Unfortunately for me, it's not until the littles are squared away in their beds, the lights are dimmed down, and the kitchen has been cleaned that I start jonesing for dessert. Oh cruel fate! Why is it that the best chocolate puddings require a food processor or a blender? Have you ever run a blender at 11pm? Spoiler Alert: blenders wake children.

Oh purest chocolate craving, why art thou so untrue? Do not make me choose 'tween your fair comfort and the sorrow of rising my children from sweetest slumber.

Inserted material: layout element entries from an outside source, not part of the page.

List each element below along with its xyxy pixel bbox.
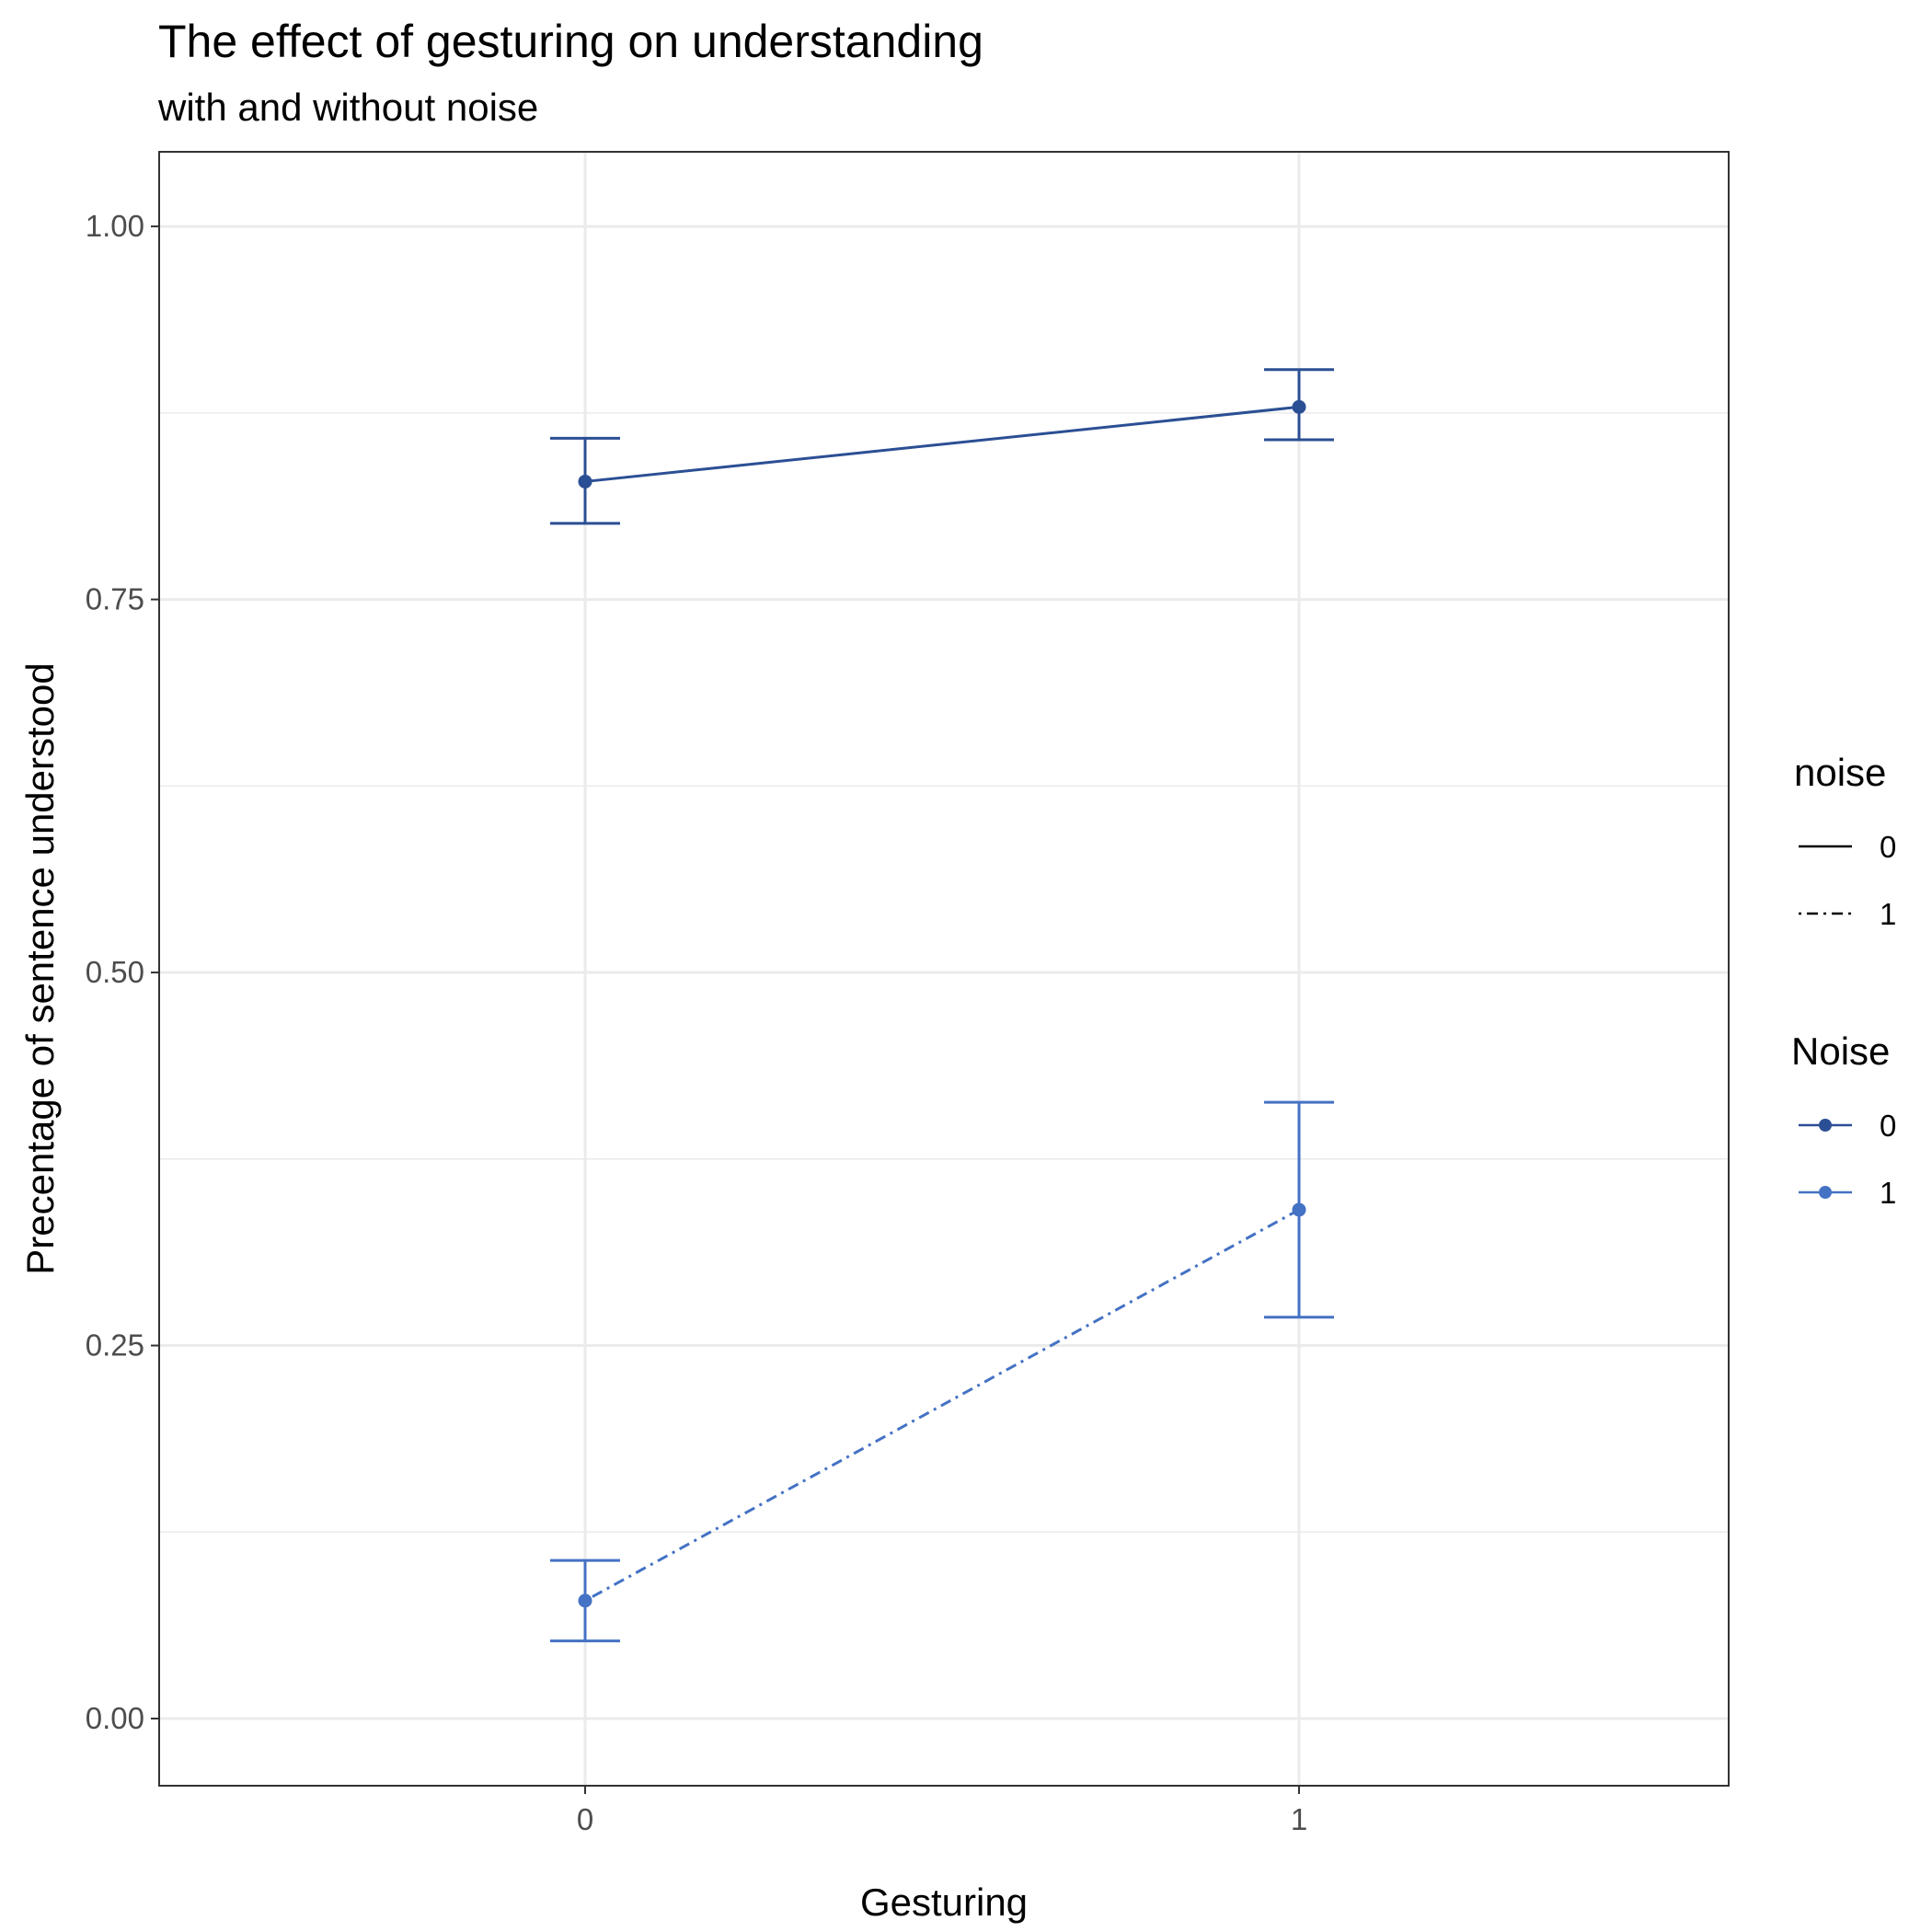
data-point	[578, 474, 592, 489]
legend-linetype-label-0: 0	[1880, 830, 1896, 864]
legend-color-label-1: 1	[1880, 1176, 1896, 1210]
legend-color-key-point-1	[1819, 1186, 1832, 1199]
axes: 0.00 0.25 0.50 0.75 1.00 0 1	[86, 209, 1307, 1836]
legend-linetype-label-1: 1	[1880, 897, 1896, 931]
chart-title: The effect of gesturing on understanding	[158, 16, 983, 67]
legend-color-label-0: 0	[1880, 1109, 1896, 1143]
legend-linetype-title: noise	[1794, 751, 1886, 794]
x-tick-label: 0	[577, 1802, 593, 1836]
legend-color-key-point-0	[1819, 1119, 1832, 1132]
legend-color-title: Noise	[1791, 1029, 1890, 1073]
series-layer	[550, 368, 1334, 1643]
chart-subtitle: with and without noise	[157, 86, 538, 129]
y-tick-label: 0.75	[86, 582, 144, 616]
data-point	[1292, 1202, 1306, 1217]
plot-background	[159, 152, 1729, 1786]
plot-border	[158, 151, 1730, 1787]
y-tick-label: 0.50	[86, 955, 144, 989]
y-tick-label: 0.25	[86, 1328, 144, 1363]
series-1	[550, 1100, 1334, 1643]
x-tick-label: 1	[1291, 1802, 1307, 1836]
y-tick-label: 1.00	[86, 209, 144, 243]
series-line-0	[584, 405, 1300, 483]
series-line-1	[584, 1208, 1300, 1603]
series-0	[550, 368, 1334, 525]
data-point	[1292, 399, 1306, 414]
y-tick-label: 0.00	[86, 1701, 144, 1735]
legend-linetype: noise 0 1	[1794, 751, 1896, 931]
legend-color: Noise 0 1	[1791, 1029, 1896, 1210]
x-axis-title: Gesturing	[860, 1880, 1028, 1924]
data-point	[578, 1593, 592, 1608]
y-axis-title: Precentage of sentence understood	[18, 662, 62, 1274]
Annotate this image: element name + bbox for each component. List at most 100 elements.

So here is my less-creamy, but SILENT night owl chocolate pudding solution! Bonus: it can be made in 1 bowl in under 10 minutes. Perfect for occasional habitual the late night snacker. The flavor is reminiscent of chocolate frosting to me -which I could unapologetically eat out of the can with a spoon if tempted. (Note: I did try asking my husband - our resident food critic - his opinion on this dessert, but his pudding was gone before he could mumble: "Hmmm?" in response.)

1 banana, cut in half
1 cup coconut milk*
3 Tbs chia seeds
1 Tbs vanilla protein powder (optional)**
4 tsp cocoa powder
1 1/2 tsp maple syrup
pinch of salt
pinch of cinnamon 
raspberries and/or toasted coconut for topping


In the bottom of a bowl, mash half a ripe banana. This will add thickness and sweetness to the pudding. Add the rest of the ingredients (except fruit and coconut) and stir well. The pudding will set in about 5-10 minutes. Slice the rest of the banana, rinse raspberries, and toast coconut very briefly while waiting. (A cookie sheet and oven broiler set to low will work well - but watch carefully! Coconut flakes go from toasted to burnt in lightening speed!) Once the pudding sets, top or layer it with fruit and coconut.

Enjoy! On your own. In the quiet. Without children.

(Although my kids would totally eat this).

NOTES: 

*I use canned coconut milk for the added creaminess. Because canned coconut milk tends to separate on the shelf, if I don't shake the can too much while opening the lid I can usually pour the needed cup off the top where it is creamiest for a thicker, richer consistency. 

**We use a vegan vanilla protein powder at our house that is sweetened with stevia, so this ingredient adds a dessert quality to the pudding. If you skip the protein powder, add 1/2 tsp vanilla extract and an additional 1 1/2 tsp maple syrup.